Autrement formulé, si l’employeur public souhaite suspendre ou reporter la procédure disciplinaire, il peut y procéder sans que cela ne mette en péril la légalité de la sanction qui sera prononcée à l’issue de la procédure contradictoire. Il sera éventuellement contraint de réintégrer l’agent qui était éventuellement suspendu à titre conservatoire au visa de l’article 30 de la Loi 83-634 du 13 juillet 1983 mais ce sera bien ici la seule contrainte juridique découlant du report de la procédure.

 

Pour le secteur privé

 

Pour le secteur privé, c’est légèrement différent puisque l’action disciplinaire de l’employeur est enfermée dans un délai de deux mois à compter de la date à laquelle il a connaissance des faits fautifs. Par ailleurs, il doit prononcer la sanction dans un délai d’un mois à compter de la date de l’entretien préalable.

Pour l’employeur, au regard de la faible durée de ce délai de prescription, reporter l’ouverture d’une procédure disciplinaire est prendre le risque de faire face à une prescription de l’action disciplinaire qui rend impossible le prononcé d’une sanction.

Le Décret n° 2020-260 du 16 mars 2020 peut-il s’analyser comme une cause interruptrice de prescription de l’action disciplinaire de l’employeur ?

La réponse nous semble ici négative.

En effet, comme exposé plus haut, nous sommes en présence d’une simple restriction de circulation et non d’une interdiction totale et absolue. Au surplus, cette restriction est temporaire.

Enfin, parmi les exceptions figurent les déplacements professionnels qui sont insusceptibles d’être différés traduisant ici la volonté du pouvoir réglementaire de laisser une place au déplacement professionnel les plus impérieux.

Il ne faut donc pas retarder l’ouverture de la procédure disciplinaire.

Le salarié peut-il invoquer la publication du Décret précité pour solliciter de son employeur le report de l’entretien préalable ?

Assurément oui et il aura tout intérêt à le faire. S’il est de jurisprudence constante que l’employeur n’est pas tenu d’accepter une telle demande celui-ci n’a cependant aucun intérêt à refuser d’y faire droit.

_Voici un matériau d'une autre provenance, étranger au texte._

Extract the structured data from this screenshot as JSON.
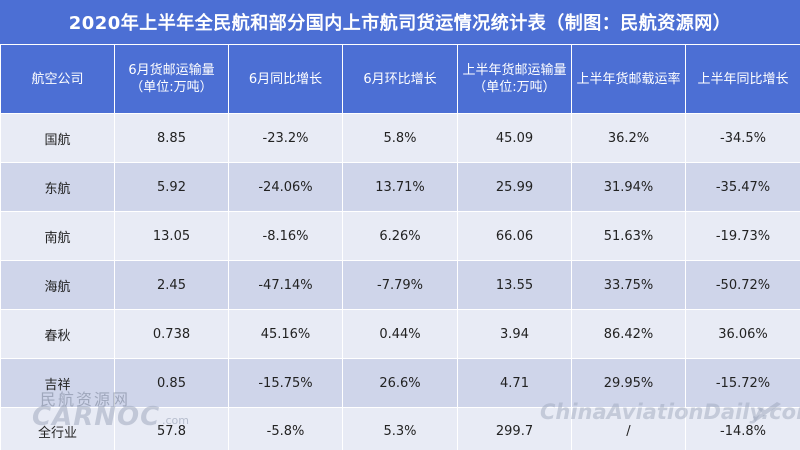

D’une part, le contexte actuel incite à répondre favorablement.

D’autre part, lorsque le report découle d’une demande du salarié et non de l’employeur, un nouveau délai d’un mois cours à compter de ce deuxième entretien préalable (seule hypothèse où le délai d’un mois est interrompu puisque l’absence du salarié à l’entretien préalable ne proroge pas le délai).

 

En conclusion, le confinement des français ne doit inquiéter ni les travailleurs ni les employeurs quant au bon déroulement des procédures disciplinaires.

L’occasion nous est donnée de saluer l’ensemble des professionnels quel que soit leur grade ou fonction qui travaillent d’arrache-pied pour lutter contre l’épidémie de Covid-19. L’hôpital sauve des vies et ce seul constat devrait conduire à revoir une politique budgétaire devenue trop restrictive trop longtemps.

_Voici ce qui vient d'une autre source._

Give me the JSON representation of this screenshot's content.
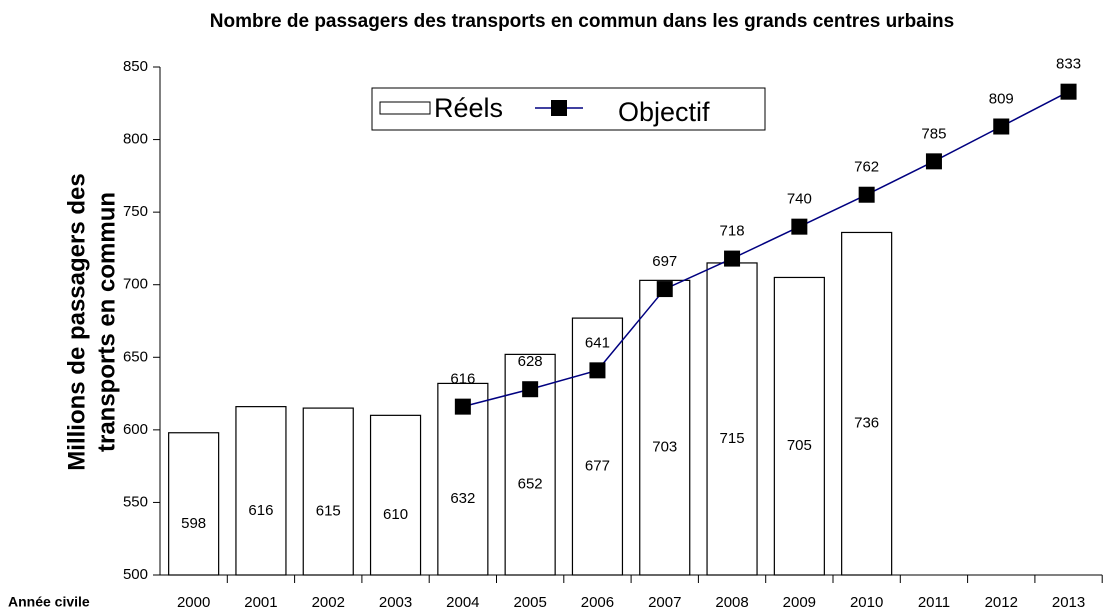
{
  "chart_data": {
    "type": "bar_line",
    "title": "Nombre de passagers des transports en commun dans les grands centres urbains",
    "y_label": [
      "Millions de passagers des",
      "transports en commun"
    ],
    "x_label": "Année civile",
    "categories": [
      "2000",
      "2001",
      "2002",
      "2003",
      "2004",
      "2005",
      "2006",
      "2007",
      "2008",
      "2009",
      "2010",
      "2011",
      "2012",
      "2013"
    ],
    "series": [
      {
        "name": "Réels",
        "kind": "bar",
        "color": "#ffffff",
        "values": [
          598,
          616,
          615,
          610,
          632,
          652,
          677,
          703,
          715,
          705,
          736,
          null,
          null,
          null
        ]
      },
      {
        "name": "Objectif",
        "kind": "line",
        "color": "#000080",
        "values": [
          null,
          null,
          null,
          null,
          616,
          628,
          641,
          697,
          718,
          740,
          762,
          785,
          809,
          833
        ]
      }
    ],
    "ylim": [
      500,
      850
    ],
    "yticks": [
      500,
      550,
      600,
      650,
      700,
      750,
      800,
      850
    ],
    "legend": "top"
  }
}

Le cabinet Houdart et Associés est totalement opérationnel et accompagne ses clients dans la gestion de cette crise sanitaire à tous les niveaux juridiques possibles et existants.

 


[i]Article 3, paragraphe 2, du traité sur l’Union européenne (traité UE); article 21 du traité sur le fonctionnement de l’Union européenne (traité FUE); titres IV et V du traité FUE; article 45 de la charte des droits fondamentaux de l’Union européenne.